Até que o inevitável aconteceu. Estranhou não sentir o cheiro do café pela manhã, nem o gosto do pão. No dia seguinte, a primeira febre e, no terceiro, uma falta de ar repentina. Internado, precisou ser induzido em coma horas depois. Estava com apenas 25% de sua capacidade pulmonar, além de ser do grupo de risco com seus 74 anos. O prognóstico não era nada bom. Isabel e outros tentavam a todo custo saber mais sobre sua condição, mas poucas notícias eram dadas pelo hospital, abarrotado de pacientes. A única coisa que conseguiu descobrir é que padre Anísio aceitou o tratamento com muita calma, dizendo confiar nos médicos, que estava em paz com a vontade de Deus e pediu apenas para que seu terço não fosse retirado de suas mãos durante o coma. E assim foi feito.

Quando o medo é tamanho, a fé só pode ser ínfima

Isabel organizou uma novena a Santa Luzia e uma corrente ininterrupta de oração do rosário com paroquianos. Eram poucos no começo, mas, com o passar dos dias, foi crescendo consideravelmente, em número maior do que o padre jamais imaginaria. Durante os dez dias de coma, as enfermeiras disseram que o padre parecia brilhar, cada dia um pouco mais iluminado. E também sorria o tempo todo, apesar do tubo do respirador. Depois de despertado, riu, como há muito tempo não ria, ao lhe contarem isso.

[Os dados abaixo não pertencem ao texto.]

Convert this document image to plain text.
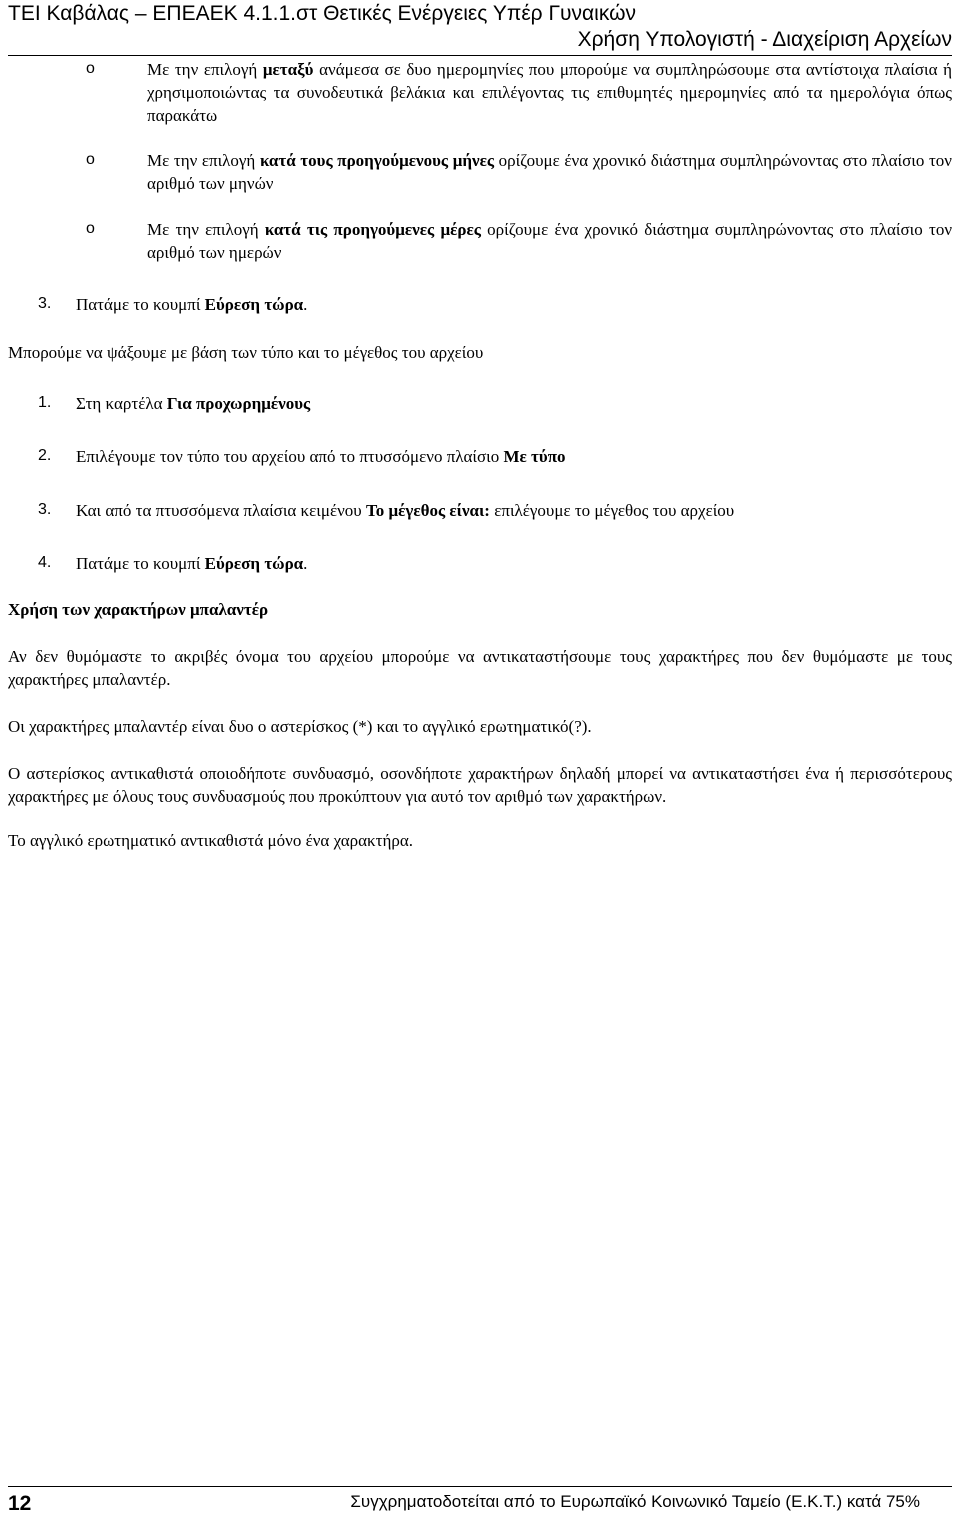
ΤΕΙ Καβάλας – ΕΠΕΑΕΚ 4.1.1.στ Θετικές Ενέργειες Υπέρ Γυναικών
Χρήση Υπολογιστή - Διαχείριση Αρχείων
o	Με την επιλογή μεταξύ ανάμεσα σε δυο ημερομηνίες που μπορούμε να συμπληρώσουμε στα αντίστοιχα πλαίσια ή χρησιμοποιώντας τα συνοδευτικά βελάκια και επιλέγοντας τις επιθυμητές ημερομηνίες από τα ημερολόγια όπως παρακάτω
o	Με την επιλογή κατά τους προηγούμενους μήνες ορίζουμε ένα χρονικό διάστημα συμπληρώνοντας στο πλαίσιο τον αριθμό των μηνών
o	Με την επιλογή κατά τις προηγούμενες μέρες ορίζουμε ένα χρονικό διάστημα συμπληρώνοντας στο πλαίσιο τον αριθμό των ημερών
3. Πατάμε το κουμπί Εύρεση τώρα.
Μπορούμε να ψάξουμε με βάση των τύπο και το μέγεθος του αρχείου
1. Στη καρτέλα Για προχωρημένους
2. Επιλέγουμε τον τύπο του αρχείου από το πτυσσόμενο πλαίσιο Με τύπο
3. Και από τα πτυσσόμενα πλαίσια κειμένου Το μέγεθος είναι: επιλέγουμε το μέγεθος του αρχείου
4. Πατάμε το κουμπί Εύρεση τώρα.
Χρήση των χαρακτήρων μπαλαντέρ
Αν δεν θυμόμαστε το ακριβές όνομα του αρχείου μπορούμε να αντικαταστήσουμε τους χαρακτήρες που δεν θυμόμαστε με τους χαρακτήρες μπαλαντέρ.
Οι χαρακτήρες μπαλαντέρ είναι δυο ο αστερίσκος (*) και το αγγλικό ερωτηματικό(?).
Ο αστερίσκος αντικαθιστά οποιοδήποτε συνδυασμό, οσονδήποτε χαρακτήρων δηλαδή μπορεί να αντικαταστήσει ένα ή περισσότερους χαρακτήρες με όλους τους συνδυασμούς που προκύπτουν για αυτό τον αριθμό των χαρακτήρων.
Το αγγλικό ερωτηματικό αντικαθιστά μόνο ένα χαρακτήρα.
12	Συγχρηματοδοτείται από το Ευρωπαϊκό Κοινωνικό Ταμείο (Ε.Κ.Τ.) κατά 75%
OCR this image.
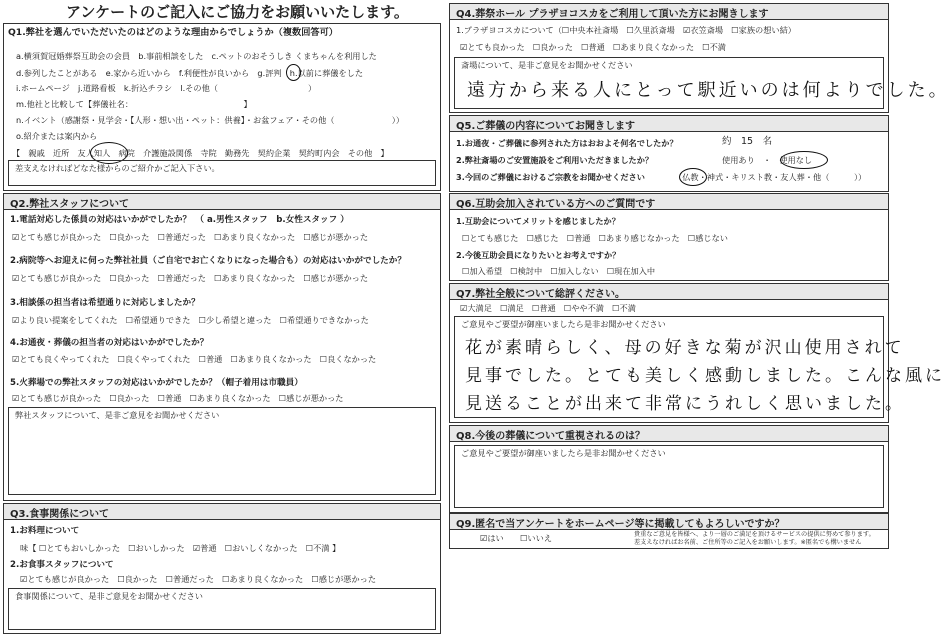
アンケートのご記入にご協力をお願いいたします。
Q1.弊社を選んでいただいたのはどのような理由からでしょうか（複数回答可）
a.横須賀冠婚葬祭互助会の会員　b.事前相談をした　c.ペットのおそうしき くまちゃんを利用した
d.参列したことがある　e.家から近いから　f.利便性が良いから　g.評判　h.以前に葬儀をした
i.ホームページ　j.道路看板　k.折込チラシ　l.その他（　　　　　　　　　　　）
m.他社と比較して【葬儀社名：　　　　　　　　　　　　　　】
n.イベント（感謝祭・見学会・【人形・想い出・ペット：供養】・お盆フェア・その他（　　　　　　　））
o.紹介または案内から
【　親戚　近所　友人知人　病院　介護施設関係　寺院　勤務先　契約企業　契約町内会　その他　】
差支えなければどなた様からのご紹介かご記入下さい。
Q2.弊社スタッフについて
1.電話対応した係員の対応はいかがでしたか？　（ a.男性スタッフ　b.女性スタッフ ）
☑とても感じが良かった　☐良かった　☐普通だった　☐あまり良くなかった　☐感じが悪かった
2.病院等へお迎えに伺った弊社社員（ご自宅でお亡くなりになった場合も）の対応はいかがでしたか？
☑とても感じが良かった　☐良かった　☐普通だった　☐あまり良くなかった　☐感じが悪かった
3.相談係の担当者は希望通りに対応しましたか？
☑より良い提案をしてくれた　☐希望通りできた　☐少し希望と違った　☐希望通りできなかった
4.お通夜・葬儀の担当者の対応はいかがでしたか？
☑とても良くやってくれた　☐良くやってくれた　☐普通　☐あまり良くなかった　☐良くなかった
5.火葬場での弊社スタッフの対応はいかがでしたか？（帽子着用は市職員）
☑とても感じが良かった　☐良かった　☐普通　☐あまり良くなかった　☐感じが悪かった
弊社スタッフについて、是非ご意見をお聞かせください
Q3.食事関係について
1.お料理について
味【 ☐とてもおいしかった　☐おいしかった　☑普通　☐おいしくなかった　☐不満 】
2.お食事スタッフについて
☑とても感じが良かった　☐良かった　☐普通だった　☐あまり良くなかった　☐感じが悪かった
食事関係について、是非ご意見をお聞かせください
Q4.葬祭ホール プラザヨコスカをご利用して頂いた方にお聞きします
1.プラザヨコスカについて（☐中央本社斎場　☐久里浜斎場　☑衣笠斎場　☐家族の想い結）
☑とても良かった　☐良かった　☐普通　☐あまり良くなかった　☐不満
斎場について、是非ご意見をお聞かせください
遠方から来る人にとって駅近いのは何よりでした。
Q5.ご葬儀の内容についてお聞きします
1.お通夜・ご葬儀に参列された方はおおよそ何名でしたか？	約　15　名
2.弊社斎場のご安置施設をご利用いただきましたか？	使用あり　・　使用なし
3.今回のご葬儀におけるご宗教をお聞かせください	（仏教・神式・キリスト教・友人葬・他（　　　））
Q6.互助会加入されている方へのご質問です
1.互助会についてメリットを感じましたか？
☐とても感じた　☐感じた　☐普通　☐あまり感じなかった　☐感じない
2.今後互助会員になりたいとお考えですか？
☐加入希望　☐検討中　☐加入しない　☐現在加入中
Q7.弊社全般について総評ください。
☑大満足　☐満足　☐普通　☐やや不満　☐不満
ご意見やご要望が御座いましたら是非お聞かせください
花が素晴らしく、母の好きな菊が沢山使用されて
見事でした。とても美しく感動しました。こんな風に
見送ることが出来て非常にうれしく思いました。
Q8.今後の葬儀について重視されるのは？
ご意見やご要望が御座いましたら是非お聞かせください
Q9.匿名で当アンケートをホームページ等に掲載してもよろしいですか？
☑はい　　☐いいえ	貴重なご意見を皆様へ、より一層のご満足を頂けるサービスの提供に努めて参ります。
差支えなければお名前、ご住所等のご記入をお願いします。※匿名でも構いません
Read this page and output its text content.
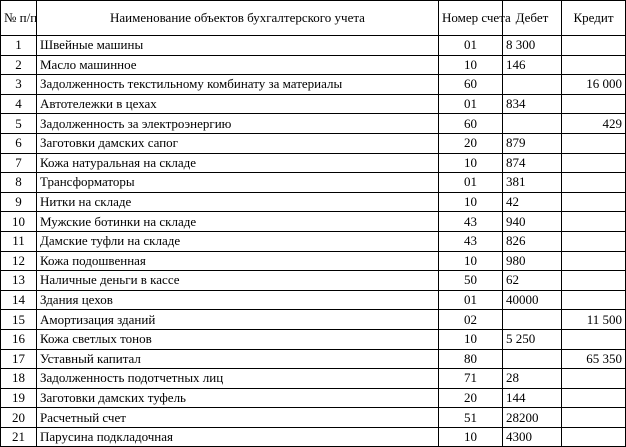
№ п/п	Наименование объектов бухгалтерского учета	Номер счета	Дебет	Кредит
1	Швейные машины	01	8 300	
2	Масло машинное	10	146	
3	Задолженность текстильному комбинату за материалы	60		16 000
4	Автотележки в цехах	01	834	
5	Задолженность за электроэнергию	60		429
6	Заготовки дамских сапог	20	879	
7	Кожа натуральная на складе	10	874	
8	Трансформаторы	01	381	
9	Нитки на складе	10	42	
10	Мужские ботинки на складе	43	940	
11	Дамские туфли на складе	43	826	
12	Кожа подошвенная	10	980	
13	Наличные деньги в кассе	50	62	
14	Здания цехов	01	40000	
15	Амортизация зданий	02		11 500
16	Кожа светлых тонов	10	5 250	
17	Уставный капитал	80		65 350
18	Задолженность подотчетных лиц	71	28	
19	Заготовки дамских туфель	20	144	
20	Расчетный счет	51	28200	
21	Парусина подкладочная	10	4300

Nunca viria a revelar o que vivera durante aqueles dias do coma, apenas dizia, brincando, que, se tinha vivido o milagre da Transfiguração, não poderia fazer diferente dos apóstolos no versículo 36, do capítulo 9, do Evangelho de Lucas.

Antes de ser transferido para o quarto, fez dois pedidos. O primeiro, aos internados conscientes e aos parentes dos demais inconscientes, se gostariam que os doentes recebessem o sacramento da Unção dos Enfermos. Todos quiseram. Segundo, aos médicos, se permitiam que rezasse uma missa dentro da UTI. Aceitaram. Isabel levou os paramentos, mais a imagem de Santa Luzia, conforme pediu. Do leito, usando a mesinha de refeições, improvisou um altar com a patena, o cálice, as galhetas, a imagem da santa e um crucifixo banhado em ouro. A missa foi breve, sem homilia, mas comovente. Semanas depois uma das enfermeiras lhe visitou para dizer que desde o início da pandemia, foi a primeira vez que nenhum dos que estavam internados naquele dia da missa morreram, todos já tinham recebido alta.

Ao voltar para casa, retomou as visitas aos paroquianos e, agora, como estava imune, muitos mais abriram suas portas. Em pouco tempo não havia casa no bairro em que não houvesse entrado, confessado quem quis ser confessado e rezado missas particulares em todos os lares, como fizera no hospital. E desde então não há vez em que, ao fim do rito da comunhão, antes de elevar a patena e a hóstia para dizer “Provai e vede como o Senhor é bom; feliz de quem nele encontra seu refúgio. Eis o Cordeiro de Deus, que tira o pecado do mundo”, padre Anísio não mire sorrindo os olhos de Santa Luzia, devolvendo-lhe uma piscadinha.